FY2012 BUDGET REVIEW: APD offers 'hold-the-line' budget

Photo by J.D. Sumner

Photo by J.D. Sumner

ALBANY, Ga. -- Using a mix of grants, sales tax proceeds and a strong dose of fiscally conservative thinking, Albany Police Chief John Proctor presented a FY2012 budget request to city commissioners that trimmed more than $320,000 off its current budget figures.

Calling it largely a 'hold-the-line' budget, Proctor told commissioners that his budget has just enough funding to support what he called the department's "widely important goals," which include improved cooperation and intelligence sharing with other agencies, increased neighborhood and community involvement, improvements in crime fighting efforts and a renewed focus on crime prevention and deterrence.

"I think you'll find that this is a 'hold-the-line type of budget," Proctor said. "We are largely hovering around the same figure as last year."

Proctor told commissioners that a reorganization of the department's chain of command which included shifting many positions from supervisory positions to what he called line-level "boots on the ground" not only helped put more officers on the street but also helped to free up some revenue.
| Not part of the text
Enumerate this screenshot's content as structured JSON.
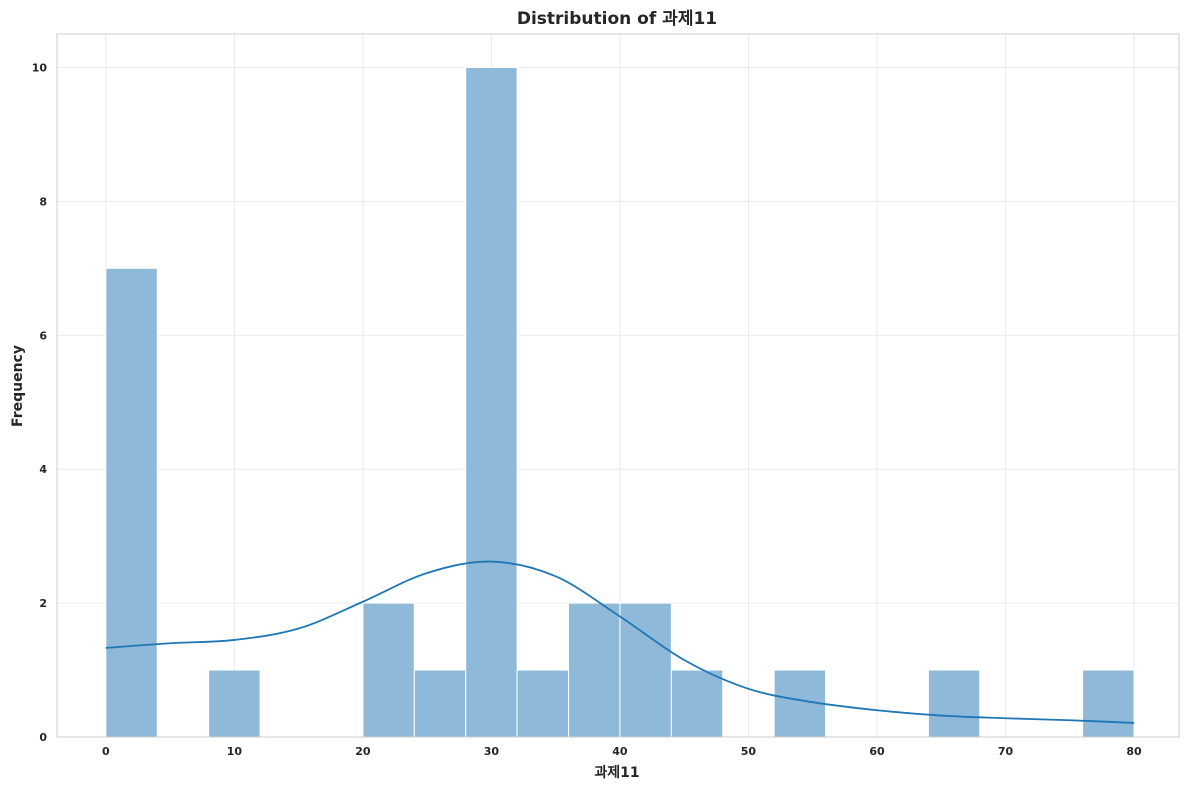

That reorganization shifted six lieutenant positions and four sergeant positions to street positions.

The department has also changed its shift schedule, extending the days from eight to 10 hour days for uniformed officers.

Over the past year, Proctor said that the department has helped bolster or start 43 neighborhood watch programs, hired 43 new officers and witnessed a 7 percent drop in violent crime for the year ending Dec. 31, 2010.

But on the flip side, Proctor said officers had identified 10 new street gangs, made 151 gang-related arrests and identified 25 new gang members.

The department also reported a small increase in property crimes, he said.

Moving forward, Proctor said that department needs to continue to utilize special local option sales tax, or SPLOST, dollars to fund its capital and technology expenditures to minimize the impact on the city's general fund.

Additionally, Proctor said that, while the Gang Unit and Albany-Dougherty Drug Unit are vital to the total law-enforcement picture in Albany and Dougherty County, he would like for the commission to consider supplementing the APD's ranks with up to 25 new officers to replenish the vacancies in the uniform division that occur when officers are assigned to those specialized units.

"Those units are specialized units and they take the whole focus and attention of the officers who are in them to operate the way they're supposed to," Proctor said. "I'd like for you to consider phasing in 25 officers over the next few years to help us make sure we don't lose any of our abilities to put 'boots on the ground' so-to-speak."

Proctor said that the department expects to continue increasing the amount of training for line-level officers through the ranks to the supervisor positions and to continue to use technology to serve as a force-multiplier in the field and extend the efficiency of the officers in the department.